Colson founded Prison Fellowship in 1976 after being released from the Federal Prison Camp in Montgomery, Alabama, where he served eight months of a one- to three-year sentence for obstruction of justice. Today PF's reach extends to 600 prisons in 88 countries. And the Washington-based organization has spun off several subsidiary ministries, moving beyond prisons to reach the families of inmates through Angel Tree, to provide a college education to ex-felons through the Colson Scholarship at Wheaton College, and to honor socially active Christian leaders with the annual Wilberforce Award.

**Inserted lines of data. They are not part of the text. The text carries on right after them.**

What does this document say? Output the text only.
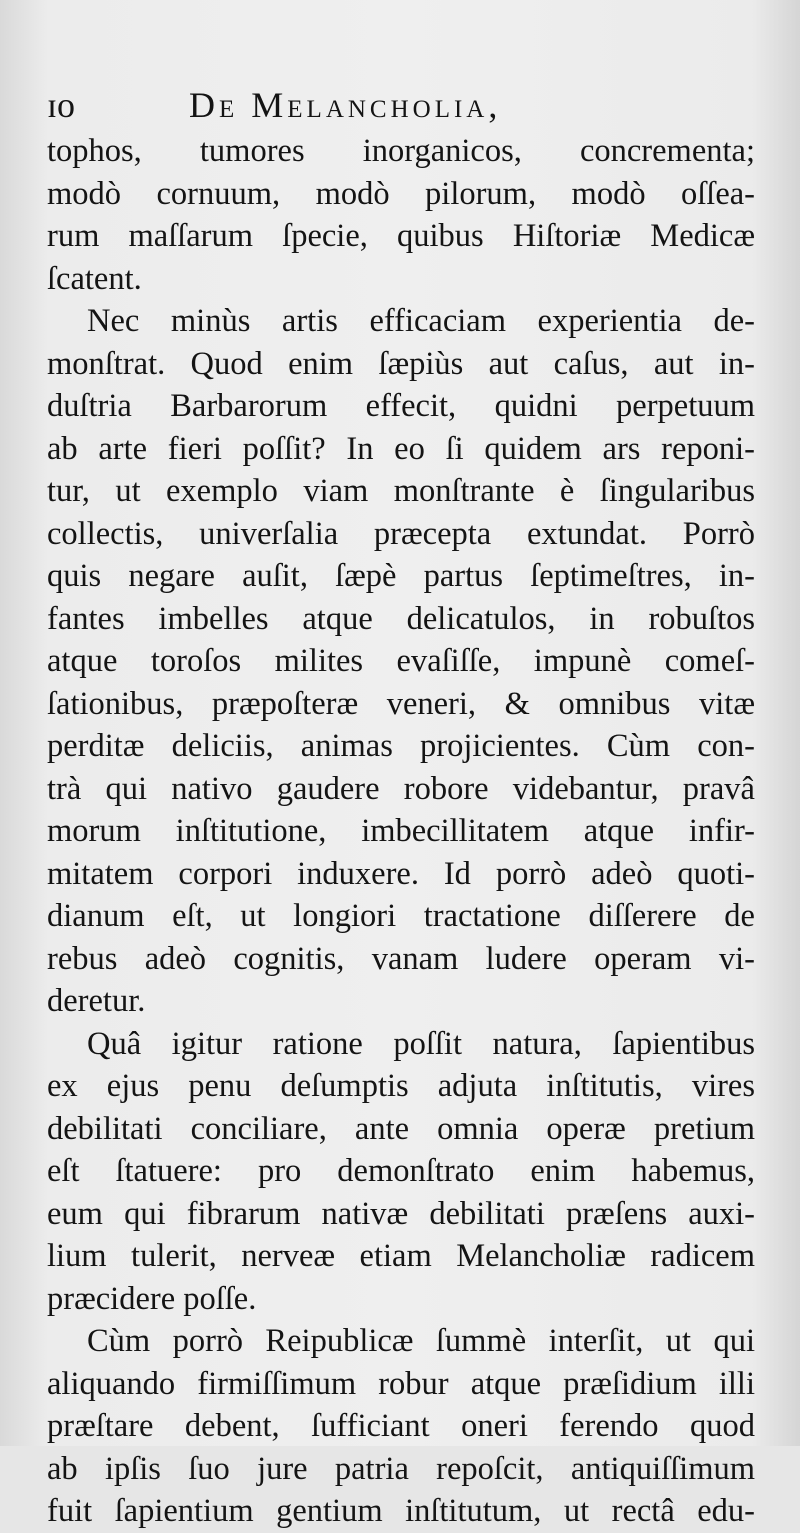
ɪo	De Melancholia,
tophos, tumores inorganicos, concrementa;
modò cornuum, modò pilorum, modò oſſea-
rum maſſarum ſpecie, quibus Hiſtoriæ Medicæ
ſcatent.
Nec minùs artis efficaciam experientia de-
monſtrat. Quod enim ſæpiùs aut caſus, aut in-
duſtria Barbarorum effecit, quidni perpetuum
ab arte fieri poſſit? In eo ſi quidem ars reponi-
tur, ut exemplo viam monſtrante è ſingularibus
collectis, univerſalia præcepta extundat. Porrò
quis negare auſit, ſæpè partus ſeptimeſtres, in-
fantes imbelles atque delicatulos, in robuſtos
atque toroſos milites evaſiſſe, impunè comeſ-
ſationibus, præpoſteræ veneri, & omnibus vitæ
perditæ deliciis, animas projicientes. Cùm con-
trà qui nativo gaudere robore videbantur, pravâ
morum inſtitutione, imbecillitatem atque infir-
mitatem corpori induxere. Id porrò adeò quoti-
dianum eſt, ut longiori tractatione diſſerere de
rebus adeò cognitis, vanam ludere operam vi-
deretur.
Quâ igitur ratione poſſit natura, ſapientibus
ex ejus penu deſumptis adjuta inſtitutis, vires
debilitati conciliare, ante omnia operæ pretium
eſt ſtatuere: pro demonſtrato enim habemus,
eum qui fibrarum nativæ debilitati præſens auxi-
lium tulerit, nerveæ etiam Melancholiæ radicem
præcidere poſſe.
Cùm porrò Reipublicæ ſummè interſit, ut qui
aliquando firmiſſimum robur atque præſidium illi
præſtare debent, ſufficiant oneri ferendo quod
ab ipſis ſuo jure patria repoſcit, antiquiſſimum
fuit ſapientium gentium inſtitutum, ut rectâ edu-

In recent years, there has been some retrenchment. Last fall, to cut costs, PF closed 20 offices and eliminated 100 positions. And earlier this year, the ministry absorbed its public-policy arm, Justice Fellowship, and Neighbors Who Care, a program to equip churches to help crime victims. Colson says the cutbacks are due to slower-than-anticipated growth (6 percent as opposed to the 20 percent budgeted).

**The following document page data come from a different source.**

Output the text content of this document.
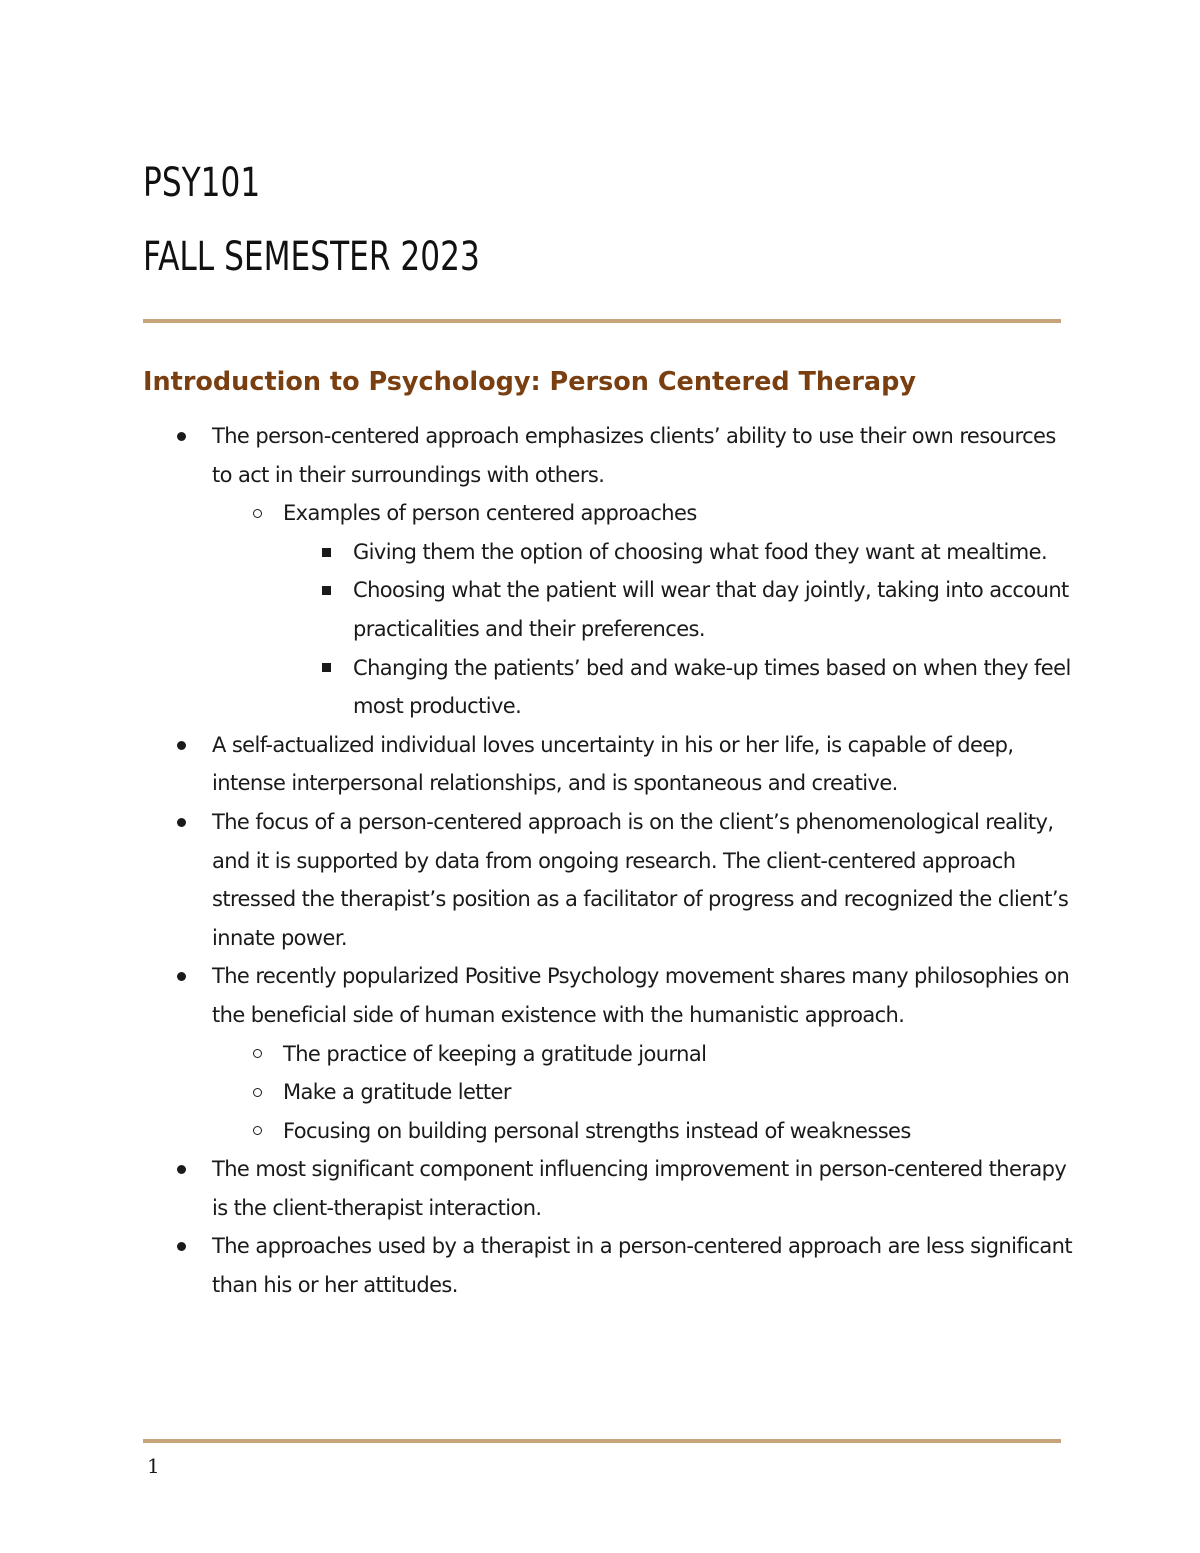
PSY101
FALL SEMESTER 2023
Introduction to Psychology: Person Centered Therapy

The person-centered approach emphasizes clients’ ability to use their own resources to act in their surroundings with others.

Examples of person centered approaches

Giving them the option of choosing what food they want at mealtime.

Choosing what the patient will wear that day jointly, taking into account practicalities and their preferences.

Changing the patients’ bed and wake-up times based on when they feel most productive.

A self-actualized individual loves uncertainty in his or her life, is capable of deep, intense interpersonal relationships, and is spontaneous and creative.

The focus of a person-centered approach is on the client’s phenomenological reality, and it is supported by data from ongoing research. The client-centered approach stressed the therapist’s position as a facilitator of progress and recognized the client’s innate power.

The recently popularized Positive Psychology movement shares many philosophies on the beneficial side of human existence with the humanistic approach.

The practice of keeping a gratitude journal

Make a gratitude letter

Focusing on building personal strengths instead of weaknesses

The most significant component influencing improvement in person-centered therapy is the client-therapist interaction.

The approaches used by a therapist in a person-centered approach are less significant than his or her attitudes.

1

Even so, Colson and PF continue to make an impact. Over 150,000 inmates attend PF Bible studies; 27,000 prisoners are connected to pen pals; and 50,000 men and women enter prisons as PF volunteers.
Colson's achievements have not come easily. He fell hard after his days with President Richard Nixon. The prison stint alone tested him. But on top of it, he faced personal tragedy. "My father died while I was in prison, and my middle son got arrested for marijuana possession. Those were hard years," he said in an interview.
His conversion in the early 1970s, in the wake of Watergate, elicited derision and rebuke from Republicans, Democrats, the press, and even Christians who thought it was a joke. One pastor stood up at the Founder's Dinner and recalled the time shortly after Colson's conversion when he challenged him: "Colson, I believe in Jesus Christ and I want to know how we can know if you're serious." Colson paused and answered, "I guess the best way to tell you whether I'm serious or not is for you see what I'm doing ten years from now."
Twenty-six years later, Colson has earned the respect of Christians and non-Christians, liberals and conservatives. He has won numerous awards, including the Templeton Prize for Progress in Religion (1993) and, most recently, the Canterbury Medal for the defense of religious liberty. And with the help of collaborators, he has written dozens of books.
He is as comfortable in the presence of presidents, senators, and the national media as with drug dealers, murderers, and sex offenders. He has bridged seemingly unbridgeable gaps—first between evangelical faith and social activism, and second between activist evangelicals and the cynics who dismiss them as kooks. In The Weekly Standard, the Heritage Foundation's Joe Loconte called Colson "one of the most important social reformers in a generation."